Dans sa chronique Dans l’air du temps, Réal nous parle d’une figure spécifique de la chanson réaliste, "l’épouse de marin".
Tragédie de la rue
Damia est une chanteuse majeure de l’entre-deux-guerres. Drame, mélancolie, malheur, voici les ingrédients des chansons de Marie-Louise Damien, mieux connue sous le nom de Damia.

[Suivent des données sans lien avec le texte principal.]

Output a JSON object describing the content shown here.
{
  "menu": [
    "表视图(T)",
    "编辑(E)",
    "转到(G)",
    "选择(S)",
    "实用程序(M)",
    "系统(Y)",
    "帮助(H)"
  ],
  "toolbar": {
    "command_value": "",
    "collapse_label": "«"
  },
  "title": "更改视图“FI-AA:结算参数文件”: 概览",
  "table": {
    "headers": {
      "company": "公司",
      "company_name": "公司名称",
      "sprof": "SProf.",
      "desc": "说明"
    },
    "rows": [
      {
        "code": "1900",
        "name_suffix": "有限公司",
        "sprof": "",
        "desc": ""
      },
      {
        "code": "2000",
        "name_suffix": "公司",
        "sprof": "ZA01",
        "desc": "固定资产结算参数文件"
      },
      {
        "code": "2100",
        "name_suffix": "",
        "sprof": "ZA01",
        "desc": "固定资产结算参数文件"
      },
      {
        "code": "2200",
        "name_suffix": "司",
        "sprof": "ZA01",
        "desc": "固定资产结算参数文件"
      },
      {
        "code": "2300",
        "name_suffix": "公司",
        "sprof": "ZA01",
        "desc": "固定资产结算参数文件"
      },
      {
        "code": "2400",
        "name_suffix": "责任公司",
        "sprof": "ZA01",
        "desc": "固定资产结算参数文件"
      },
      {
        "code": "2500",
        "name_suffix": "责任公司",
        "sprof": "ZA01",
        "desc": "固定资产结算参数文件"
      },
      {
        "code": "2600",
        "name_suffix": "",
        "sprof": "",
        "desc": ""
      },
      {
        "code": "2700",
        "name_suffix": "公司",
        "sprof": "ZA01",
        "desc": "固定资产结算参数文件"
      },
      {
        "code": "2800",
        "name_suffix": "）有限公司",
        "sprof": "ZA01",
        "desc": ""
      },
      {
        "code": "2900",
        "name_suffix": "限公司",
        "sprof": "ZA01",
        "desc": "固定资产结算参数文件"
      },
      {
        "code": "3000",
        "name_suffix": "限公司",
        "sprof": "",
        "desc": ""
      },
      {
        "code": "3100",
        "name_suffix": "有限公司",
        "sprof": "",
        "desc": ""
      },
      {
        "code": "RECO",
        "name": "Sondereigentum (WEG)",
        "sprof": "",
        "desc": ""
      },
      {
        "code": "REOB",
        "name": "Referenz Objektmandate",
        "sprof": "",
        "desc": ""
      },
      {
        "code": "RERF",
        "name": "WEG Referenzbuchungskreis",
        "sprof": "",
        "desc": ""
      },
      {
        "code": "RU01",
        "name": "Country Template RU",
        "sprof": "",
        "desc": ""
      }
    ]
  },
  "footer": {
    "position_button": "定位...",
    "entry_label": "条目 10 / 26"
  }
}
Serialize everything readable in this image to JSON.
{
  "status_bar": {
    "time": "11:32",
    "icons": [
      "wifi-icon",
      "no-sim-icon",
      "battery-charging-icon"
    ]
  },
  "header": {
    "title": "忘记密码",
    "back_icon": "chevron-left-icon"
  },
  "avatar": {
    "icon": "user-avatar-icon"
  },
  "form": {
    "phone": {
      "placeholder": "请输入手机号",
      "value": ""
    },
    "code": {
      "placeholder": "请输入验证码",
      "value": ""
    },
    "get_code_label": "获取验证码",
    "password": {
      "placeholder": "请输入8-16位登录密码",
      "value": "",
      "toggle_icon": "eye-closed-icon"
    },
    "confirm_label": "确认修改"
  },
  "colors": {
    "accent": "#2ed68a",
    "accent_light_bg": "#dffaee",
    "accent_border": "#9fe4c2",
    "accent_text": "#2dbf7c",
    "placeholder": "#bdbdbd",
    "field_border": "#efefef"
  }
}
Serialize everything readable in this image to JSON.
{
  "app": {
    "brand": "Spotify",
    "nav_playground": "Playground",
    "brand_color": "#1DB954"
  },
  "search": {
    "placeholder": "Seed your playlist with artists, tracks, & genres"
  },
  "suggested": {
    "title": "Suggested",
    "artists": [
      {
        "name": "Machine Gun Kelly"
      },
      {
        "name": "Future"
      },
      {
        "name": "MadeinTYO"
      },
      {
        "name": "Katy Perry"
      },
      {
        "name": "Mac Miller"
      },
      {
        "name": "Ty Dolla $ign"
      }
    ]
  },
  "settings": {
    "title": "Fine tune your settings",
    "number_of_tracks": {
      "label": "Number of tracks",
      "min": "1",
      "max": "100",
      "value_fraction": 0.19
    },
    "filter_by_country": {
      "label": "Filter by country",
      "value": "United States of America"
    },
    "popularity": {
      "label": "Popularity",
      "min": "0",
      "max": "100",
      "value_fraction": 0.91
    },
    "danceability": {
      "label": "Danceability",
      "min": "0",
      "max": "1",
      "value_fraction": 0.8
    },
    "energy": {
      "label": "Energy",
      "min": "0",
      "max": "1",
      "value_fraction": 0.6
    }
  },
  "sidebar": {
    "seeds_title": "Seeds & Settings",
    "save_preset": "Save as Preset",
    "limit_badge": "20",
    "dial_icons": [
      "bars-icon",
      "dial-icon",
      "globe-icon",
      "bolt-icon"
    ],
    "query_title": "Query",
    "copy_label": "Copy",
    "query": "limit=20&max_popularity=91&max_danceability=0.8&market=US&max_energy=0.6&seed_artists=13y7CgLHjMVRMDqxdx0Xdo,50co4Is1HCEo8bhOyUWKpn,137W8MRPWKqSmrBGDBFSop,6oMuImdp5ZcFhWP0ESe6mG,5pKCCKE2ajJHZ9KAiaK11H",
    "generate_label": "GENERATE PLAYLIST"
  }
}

C’est elle qui sera la première à chanter dans une robe à fourreau noire, c’est elle qui sera la première à se faire éclairer par un projecteur devant un rideau noir.
La scénographie est toujours la même : un gros plan sur un visage en souffrance, sur une chanteuse statique qui porte ses bras en croix sur sa poitrine.
Véritable inspiratrice de la stature de la chanteuse "réaliste", c’est elle qui inspirera à Edith Piaf – et à tant d’autres chanteuses de son époque – cette position d’interprète debout et souffrante, face à son public, c’est-à-dire, à son destin.
Sa chanson "Sombre Dimanche" a même été interdite en Hongrie et dans d’autres pays car les autorités considéraient que ce titre poussait au suicide.
On ne compte pas le nombre de chansons dans lesquelles elle est battue et agressée…
Mais Damia incarne aussi une autre figure de l’histoire de la chanson francophone, la femme, la fille ou la mère de l’homme qui part à la conquête des océans.
La femme de marin
Les représentations des femmes de marins en veuves ou mères meurtries et courageuses, emmurées dans la solitude, renvoient à des stéréotypes solidement ancrés dans la littérature et dont le monde de la chanson a été un écho.